I'm encountering some printer LPD daemons which work fine if the new-line is sent in the same packet as the command, but break if the new-line is sent in a separate packet. Is that a bug in these particular daemons?
The LPD protocol is driven by one-line commands terminated with new-line. From RFC 1179:
A line printer daemon responds to commands send to its port. All commands begin with a single octet code, which is a binary number which represents the requested function. The code is immediately followed by the ASCII name of the printer queue name on which the function is to be performed. If there are other operands to the command, they are separated from the printer queue name with white space (ASCII space, horizontal tab, vertical tab, and form feed). The end of the command is indicated with an ASCII line feed character.

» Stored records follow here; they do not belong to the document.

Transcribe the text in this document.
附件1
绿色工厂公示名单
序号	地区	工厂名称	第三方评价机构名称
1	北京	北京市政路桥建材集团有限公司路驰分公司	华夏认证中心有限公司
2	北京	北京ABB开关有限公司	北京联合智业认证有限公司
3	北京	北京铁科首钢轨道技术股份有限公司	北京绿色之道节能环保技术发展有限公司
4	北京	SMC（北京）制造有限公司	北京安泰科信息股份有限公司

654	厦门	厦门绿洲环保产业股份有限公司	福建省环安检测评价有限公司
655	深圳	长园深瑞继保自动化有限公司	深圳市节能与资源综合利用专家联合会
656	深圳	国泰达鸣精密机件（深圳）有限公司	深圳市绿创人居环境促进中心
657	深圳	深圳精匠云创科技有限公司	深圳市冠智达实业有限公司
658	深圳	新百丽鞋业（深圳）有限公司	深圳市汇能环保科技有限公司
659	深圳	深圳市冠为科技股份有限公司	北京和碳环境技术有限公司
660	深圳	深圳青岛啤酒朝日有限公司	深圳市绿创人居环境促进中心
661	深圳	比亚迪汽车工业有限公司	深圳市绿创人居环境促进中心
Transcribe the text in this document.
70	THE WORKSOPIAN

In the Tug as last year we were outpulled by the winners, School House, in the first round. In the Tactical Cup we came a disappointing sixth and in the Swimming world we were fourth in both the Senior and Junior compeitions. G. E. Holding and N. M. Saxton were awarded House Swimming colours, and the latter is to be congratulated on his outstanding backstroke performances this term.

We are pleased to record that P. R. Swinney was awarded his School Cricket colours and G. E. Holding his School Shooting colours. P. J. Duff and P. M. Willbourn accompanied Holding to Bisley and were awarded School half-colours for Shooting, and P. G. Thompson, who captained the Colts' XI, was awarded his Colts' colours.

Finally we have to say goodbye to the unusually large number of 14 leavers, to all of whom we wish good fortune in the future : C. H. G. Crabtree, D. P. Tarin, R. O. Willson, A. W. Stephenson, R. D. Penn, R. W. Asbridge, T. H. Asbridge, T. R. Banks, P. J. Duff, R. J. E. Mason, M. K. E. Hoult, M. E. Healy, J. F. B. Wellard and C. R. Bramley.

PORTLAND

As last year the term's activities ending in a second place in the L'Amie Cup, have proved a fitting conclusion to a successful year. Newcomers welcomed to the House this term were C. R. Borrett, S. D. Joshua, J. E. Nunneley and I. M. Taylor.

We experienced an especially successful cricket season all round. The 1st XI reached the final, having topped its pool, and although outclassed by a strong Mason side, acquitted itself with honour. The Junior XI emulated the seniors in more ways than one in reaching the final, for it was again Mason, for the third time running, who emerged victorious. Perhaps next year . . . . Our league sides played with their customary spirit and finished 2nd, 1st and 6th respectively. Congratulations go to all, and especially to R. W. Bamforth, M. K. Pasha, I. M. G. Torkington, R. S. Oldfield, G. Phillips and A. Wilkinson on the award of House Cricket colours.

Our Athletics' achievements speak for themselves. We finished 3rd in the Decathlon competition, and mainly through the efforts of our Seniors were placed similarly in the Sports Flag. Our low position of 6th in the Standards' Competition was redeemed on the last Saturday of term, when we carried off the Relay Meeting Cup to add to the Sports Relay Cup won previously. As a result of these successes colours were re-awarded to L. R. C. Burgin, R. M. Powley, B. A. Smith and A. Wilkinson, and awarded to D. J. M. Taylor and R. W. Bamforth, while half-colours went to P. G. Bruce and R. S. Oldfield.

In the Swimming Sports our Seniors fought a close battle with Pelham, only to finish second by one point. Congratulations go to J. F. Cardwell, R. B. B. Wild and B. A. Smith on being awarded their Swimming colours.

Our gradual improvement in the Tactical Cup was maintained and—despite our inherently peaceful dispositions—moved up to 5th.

This Ruby code was being used to send such a command:
socket.puts command
Internally, Ruby treats this as two separate socket writes
socket.print command
socket.print "\n"
Which can occasionally cause two packets to be sent, one of the command, and one for the new-line. That doesn't seem consistent with Nagle's Algorithm, as I understand it, but I've verified with tcpdump that it is indeed happening. When the command and new-line get sent separately, some LPD daemons do not accept the print job, but instead either disconnect, or respond to the command with something other than a \0 (an ACK, per the RFC).
If I change this code to:
socket.print command + "\n"
so that the command and its new-line are always sent together, these daemons work fine.
The LPD daemons with this behavior are in printers, with sizes ranging from desktop to factory-floor. I either don't have access to their LPD daemon logs, or the logs reveal nothing. The printers are mostly opaque to me; I have either limited or no access to the LPD on the printer (I don't even know what LPD daemon is running on each printer).
Not all LPD daemons are affected by this behavior. For example, printing to LPRNG's daemon, or CUPs, works fine even when new-lines are sent in a separate packet.
It this a bug, or is there something about TCP/IP or the LPD protocol that I'm missing?